Elle se risqua à ouvrir un œil, vite douloureux, pour observer les alentours. Une vouivre planait au-dessus d’une falaise. Ici et là, des poissons dorés sortaient du sable et y rentraient avec empressement. Enfin, des gallinacés bleus roulant sur eux-mêmes achevèrent de lui faire comprendre où elle avait atterri.

— La mer de sable de Nam-Yensa… Je suis dans le Jagd !

— Exact.

— Où es-tu ?

Reconnaissant la voix de la jeune fille, elle tourna sa tête de tous les côtés pour tenter d’apercevoir sa silhouette maigrelette, mais ne la vit nulle part. Un nouveau coup de vent sablonneux la remit à terre.

« Il faut que je m’en aille d’ici le plus vite possible », pensa-t-elle. « Je reconnais le myste du Jagd.
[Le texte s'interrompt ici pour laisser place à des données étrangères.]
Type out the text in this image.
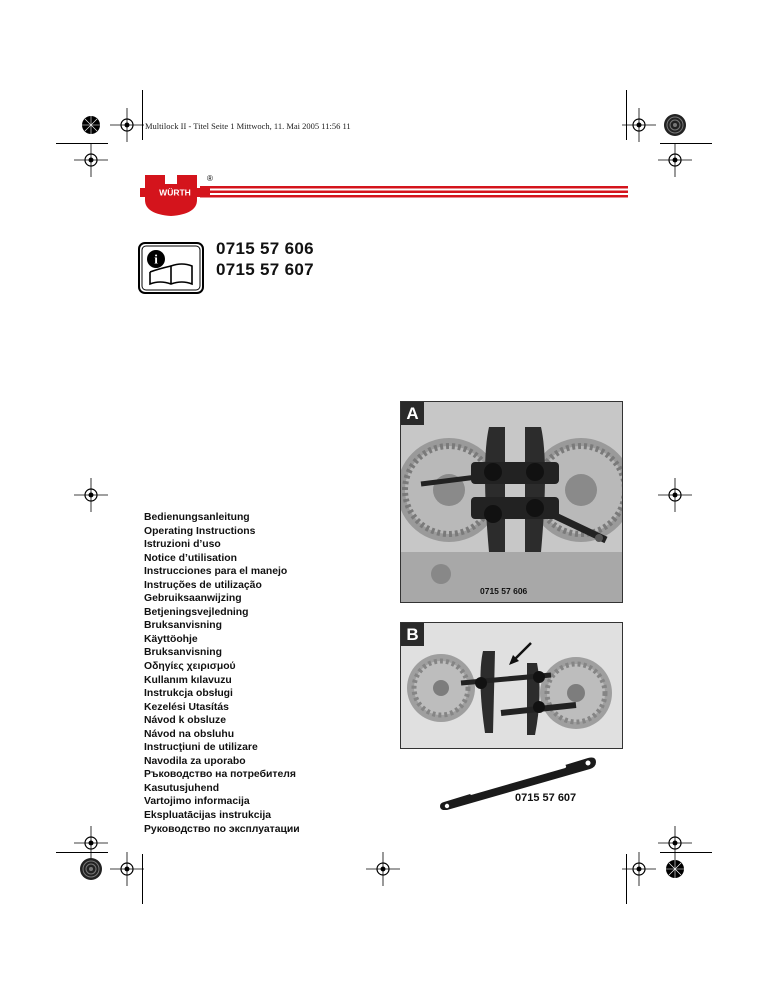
Multilock II - Titel Seite 1 Mittwoch, 11. Mai 2005 11:56 11
WÜRTH
®
i
0715 57 606
0715 57 607
Bedienungsanleitung
Operating Instructions
Istruzioni d’uso
Notice d’utilisation
Instrucciones para el manejo
Instruções de utilização
Gebruiksaanwijzing
Betjeningsvejledning
Bruksanvisning
Käyttöohje
Bruksanvisning
Οδηγίες χειρισμού
Kullanım kılavuzu
Instrukcja obsługi
Kezelési Utasítás
Návod k obsluze
Návod na obsluhu
Instrucţiuni de utilizare
Navodila za uporabo
Ръководство на потребителя
Kasutusjuhend
Vartojimo informacija
Ekspluatācijas instrukcija
Руководство по эксплуатации
A
0715 57 606
B
0715 57 607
Je n’aurai pas le même problème que l’autre fois, mais il vaut mieux que j’économise ma magie pour l’horreur qui va suivre. »

Et elle se mit à courir vers le lieu le moins chargé en myste. C’était certainement la sortie vers une autre région. Ce faisant, elle repensa au combat contre Adrammelech. Pourquoi n’avait-elle pas pu voler jusqu’à l’éon ? Combattre un éon volant dépourvue de magie avait été un calvaire. Pouvait-il y avoir pire… ?
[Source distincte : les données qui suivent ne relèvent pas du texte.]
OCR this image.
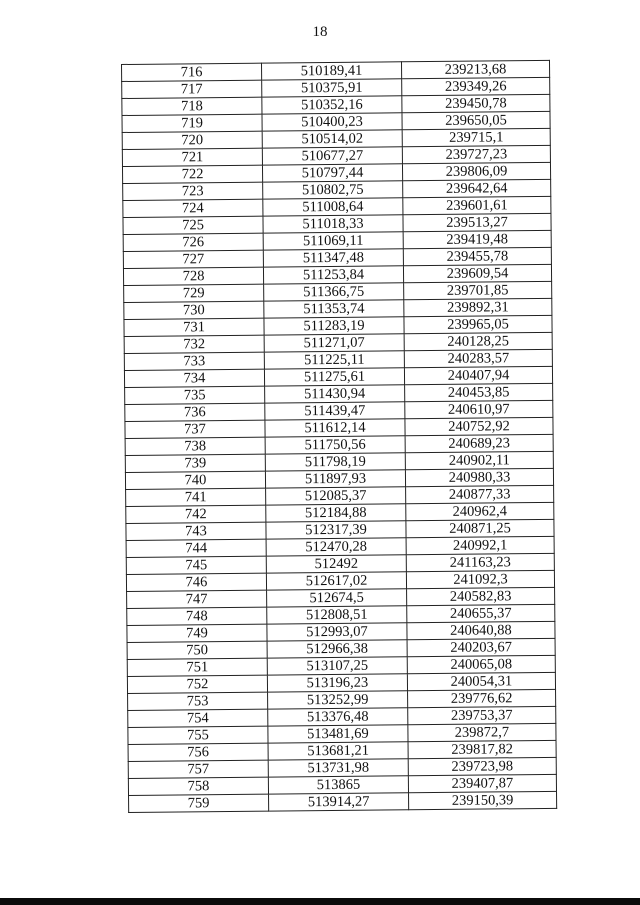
18
716	510189,41	239213,68
717	510375,91	239349,26
718	510352,16	239450,78
719	510400,23	239650,05
720	510514,02	239715,1
721	510677,27	239727,23
722	510797,44	239806,09
723	510802,75	239642,64
724	511008,64	239601,61
725	511018,33	239513,27
726	511069,11	239419,48
727	511347,48	239455,78
728	511253,84	239609,54
729	511366,75	239701,85
730	511353,74	239892,31
731	511283,19	239965,05
732	511271,07	240128,25
733	511225,11	240283,57
734	511275,61	240407,94
735	511430,94	240453,85
736	511439,47	240610,97
737	511612,14	240752,92
738	511750,56	240689,23
739	511798,19	240902,11
740	511897,93	240980,33
741	512085,37	240877,33
742	512184,88	240962,4
743	512317,39	240871,25
744	512470,28	240992,1
745	512492	241163,23
746	512617,02	241092,3
747	512674,5	240582,83
748	512808,51	240655,37
749	512993,07	240640,88
750	512966,38	240203,67
751	513107,25	240065,08
752	513196,23	240054,31
753	513252,99	239776,62
754	513376,48	239753,37
755	513481,69	239872,7
756	513681,21	239817,82
757	513731,98	239723,98
758	513865	239407,87
759	513914,27	239150,39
Tendant ses bras en avant, elle finit par tomber sur quelque chose de solide. Palpant la surface, elle conclut à une cavité rocheuse et s’y engouffra. Plus de tempête de sable ! Elle en profita pour souffler un bon coup. Mais il faisait si froid, dans cette grotte… Si seulement elle pouvait ressentir une fraction de la chaleur qu’elle ressentait avec Lui…

— Désolée, je ne pouvais pas vous parler davantage. Je n’ai pas beaucoup de défauts mais le sable abîme mes parois spectrales…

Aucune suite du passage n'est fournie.